## Scatter Plot: Test Time Accuracy vs. Max Thinking Length for MathVision, MathVista, and MMMU
### Overview
The image presents three scatter plots comparing the test time accuracy (in percentage) against the maximum thinking length (in k tokens) for three different models: MathVision, MathVista, and MMMU. Each plot shows how the accuracy changes as the maximum thinking length increases.
### Components/Axes
* **X-axis (Horizontal):** Max Thinking Length (k tokens). The axis markers are at 1, 2, 4, 8, and 16.
* **Y-axis (Vertical):** Test Time Accuracy (%). The scale varies for each plot to best display the data.
* **MathVision:** Ranges from 16% to 36%.
* **MathVista:** Ranges from 66% to 71%.
* **MMMU:** Ranges from 48% to 62%.
* **Data Points:** Black dots representing the accuracy at specific thinking lengths. Each data point is labeled with its corresponding accuracy percentage.
* **Titles:** Each plot has a title indicating the model being evaluated: MathVision, MathVista, and MMMU.
### Detailed Analysis
**MathVision:**
* **Trend:** The test time accuracy generally increases as the maximum thinking length increases.
* **Data Points:**
* 1k tokens: 18.7%
* 2k tokens: 22.6%
* 4k tokens: 29.0%
* 8k tokens: 34.0%
* 16k tokens: 36.8%
**MathVista:**
* **Trend:** The test time accuracy increases sharply from 1k to 4k tokens, then plateaus.
* **Data Points:**
* 1k tokens: 66.7%
* 2k tokens: 69.0%
* 4k tokens: 70.9%
* 8k tokens: 70.6%
* 16k tokens: 71.3%
**MMMU:**
* **Trend:** The test time accuracy increases as the maximum thinking length increases.
* **Data Points:**
* 1k tokens: 49.2%
* 2k tokens: 52.4%
* 4k tokens: 56.2%
* 8k tokens: 60.1%
* 16k tokens: 61.7%
### Key Observations
* MathVista has the highest test time accuracy overall, with values consistently above 66%.

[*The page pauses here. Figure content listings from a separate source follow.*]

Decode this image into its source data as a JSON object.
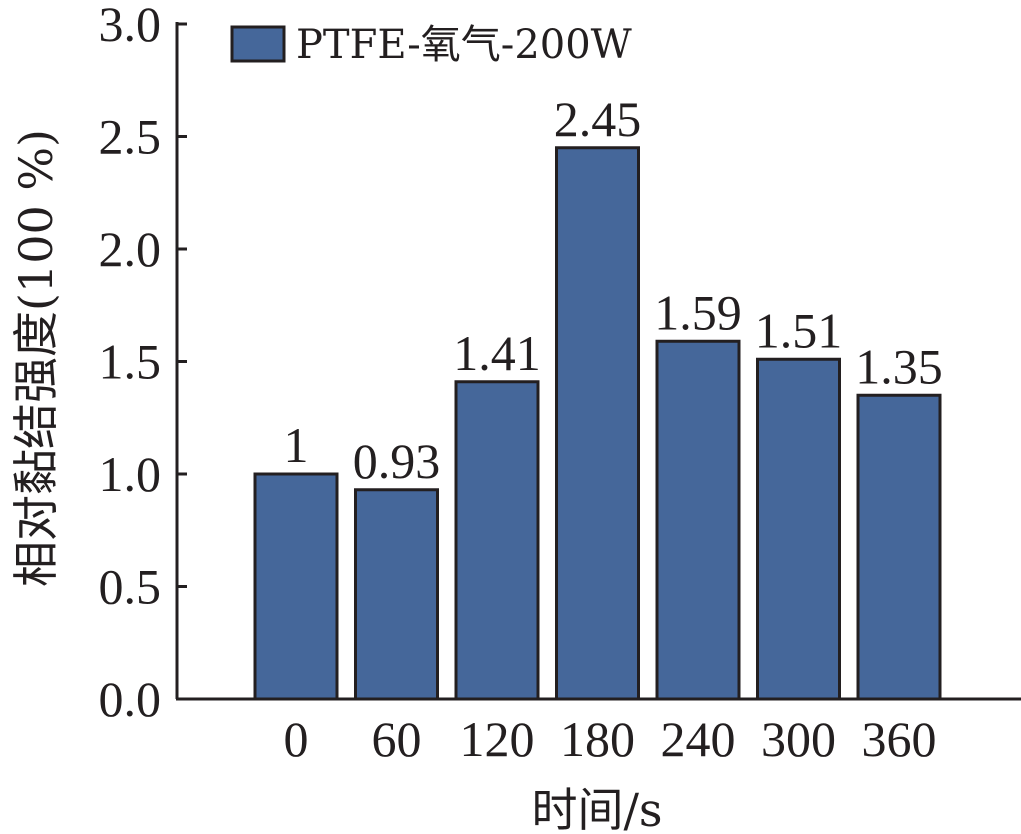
{
  "chart_data": {
    "type": "bar",
    "categories": [
      "0",
      "60",
      "120",
      "180",
      "240",
      "300",
      "360"
    ],
    "series": [
      {
        "name": "PTFE-氧气-200W",
        "values": [
          1,
          0.93,
          1.41,
          2.45,
          1.59,
          1.51,
          1.35
        ],
        "color": "#45679a"
      }
    ],
    "data_labels": [
      "1",
      "0.93",
      "1.41",
      "2.45",
      "1.59",
      "1.51",
      "1.35"
    ],
    "y_ticks": [
      "0.0",
      "0.5",
      "1.0",
      "1.5",
      "2.0",
      "2.5",
      "3.0"
    ],
    "ylim": [
      0,
      3
    ],
    "xlabel": "时间/s",
    "ylabel": "相对黏结强度(100 %)",
    "legend": {
      "position": "top-left"
    },
    "grid": false,
    "colors": {
      "bar_fill": "#45679a",
      "bar_edge": "#231f20",
      "axis": "#231f20"
    }
  }
}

* MathVision has the lowest initial accuracy (18.7% at 1k tokens) but shows a substantial increase with longer thinking lengths.
* MMMU shows a steady increase in accuracy as the thinking length increases, but its overall accuracy remains lower than MathVista.
* All three models show diminishing returns in accuracy gains as the thinking length increases from 8k to 16k tokens.
### Interpretation
The plots suggest that increasing the maximum thinking length generally improves the test time accuracy for all three models. However, the extent of improvement varies. MathVista appears to benefit the most from a thinking length of up to 4k tokens, after which the gains are minimal. MathVision and MMMU show more consistent improvements across the range of thinking lengths tested, although the rate of improvement slows down at higher values.
The data indicates that there is a trade-off between the computational cost of longer thinking lengths and the resulting accuracy gains. Depending on the specific application and resource constraints, different models and thinking lengths may be optimal. MathVista might be preferred for applications where high accuracy is crucial and computational resources are limited, while MathVision and MMMU might be suitable for scenarios where incremental improvements in accuracy are valuable and more computational resources are available.